Jaki numer zrobiono w 2014? Cóż, widać ich polittechnologom wyszło z badań, że wyborczy chaos promuje PSL kosztem PiS, nie szkodząc przy tym w sposób dramatyczny PO. Więc taki chaos wytworzono wypuszczając osławione książeczki do głosowania i dwuznaczne filmiki “wyjaśniające” jak głosować... Na jakiej zasadzie to wszystko miało działać? Nie mam pojęcia. Być może chodzi o to, że po latach rządów PSL ma najmocniej rozbudowane sieci klientystyczne w mniejszych ośrodkach, a PO w większych miastach, co daje im specyficzną “rozpoznawalność” , a przy tym klienci takich sieci (plus ich rodziny) są w szczególny sposób zmotywowani, by zagłosować “właściwie”. W tej sytuacji plaga “nieważnych głosów” dotyka co prawda wszystkich, ale nie wszystkich po równo (pewnie gdyby wytworzyć stan chaosu wśród miłośników napojów gazowanych, to – koniec końców – najbardziej suchą nogą wyszłyby z tego Coca-Cola i Pepsi-Cola, jako koncerny przez lata ładuące najwięcej środków w budowanie marki).

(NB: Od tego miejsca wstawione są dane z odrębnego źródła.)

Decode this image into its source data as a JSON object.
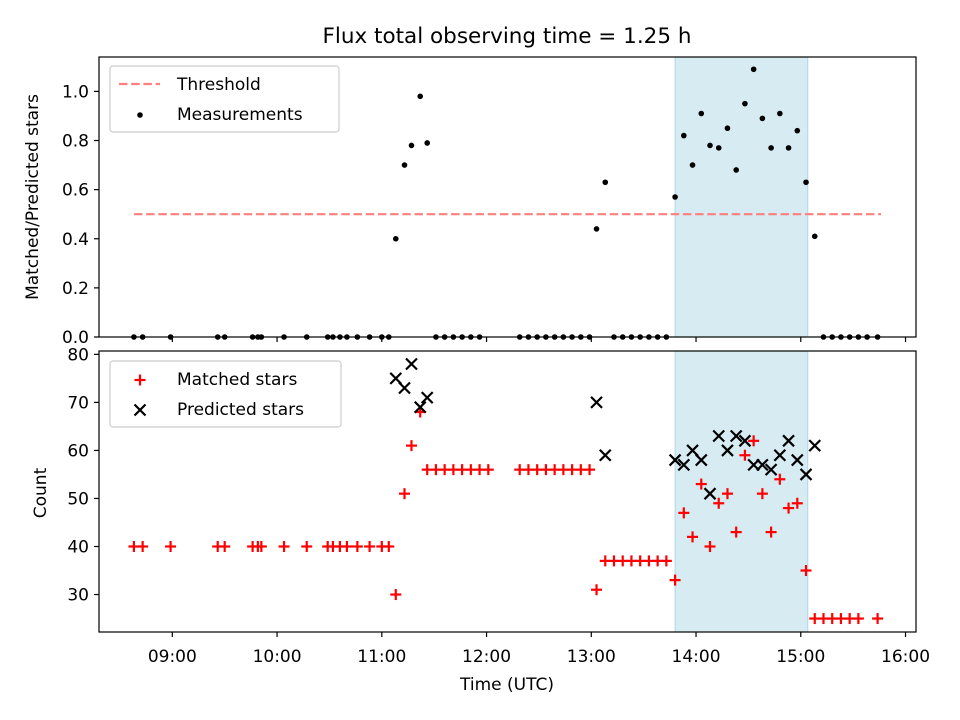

Czy taki był mechanizm, jako się rzekło nie wiem, ale przynajmniej możemy powiedzieć jaki bonus wyborczy dawało to “coś” - dość porównać wyniki oficjalne z exit poll (korygując to jakoś śtednią błędów exit poll w poprzednich wyborach?). I wszystko byłoby - dla nich – pięknie, gdyby nie Opatrzność, czy – jak kto woli – szczęśliwy zbiego okoliczności.

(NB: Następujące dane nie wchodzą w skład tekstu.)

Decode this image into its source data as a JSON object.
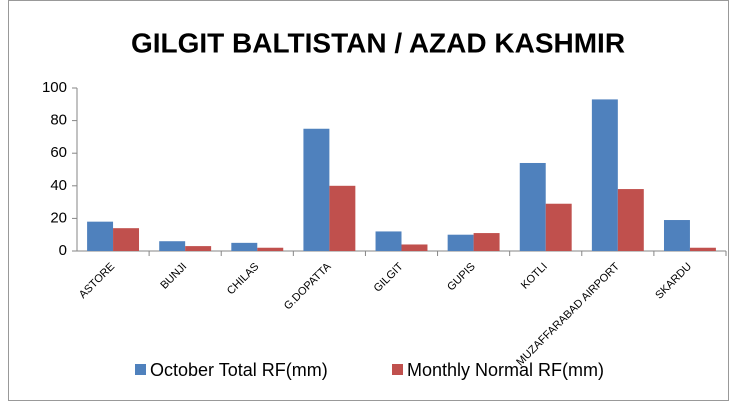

Bo pisząc o “wyborczym chaosie” sprzyjającym reżimowi nie miałem bynajmniej na myśli chaosu związanego z awarią wyborczego oprogramowania. Ten dodatkowy chaos nie był im do niczego potrzebny. Że miałby “osłaniać” zamieszanie związane z wypaczeniem wyborów przez manipulacje o których mówiliśmy wyżej? Ależ przeszliby nad tym zamieszaniem do porządku dziennego, mówiąc co najwyżej, że - no może owszem – coś zostało niedopracowane i może nawet miało to jakiś wpływ na wyniki, ale nieduży, a poza tym PO też wypadła gorzej niż zwykle a nie jęczy... Następnym razem odpowiednie organy postarają się lepiej i będzie git... Dwa, trzy dni takiego gadania I byłoby po sprawie.... Bogu dzięki zdarzyła się ta awaria i mieliśmy tygodniowy kryzys. Skutkuje towszystko błogosławionym obniżeniem zaufania do III RP z czego każdy, kto dobrze życzy Polsce powinien się cieszyć – następnym razem wyborami może będzie trudniej manipulować. Panowie z Państwowej Komisji Wyborczej i Krajowego Biura Wyborczego – swoją nieudolnością dobrze przysłużyliście się krajowi i Ojczyzna wam tego nie zapomni (postkomuna też nie...)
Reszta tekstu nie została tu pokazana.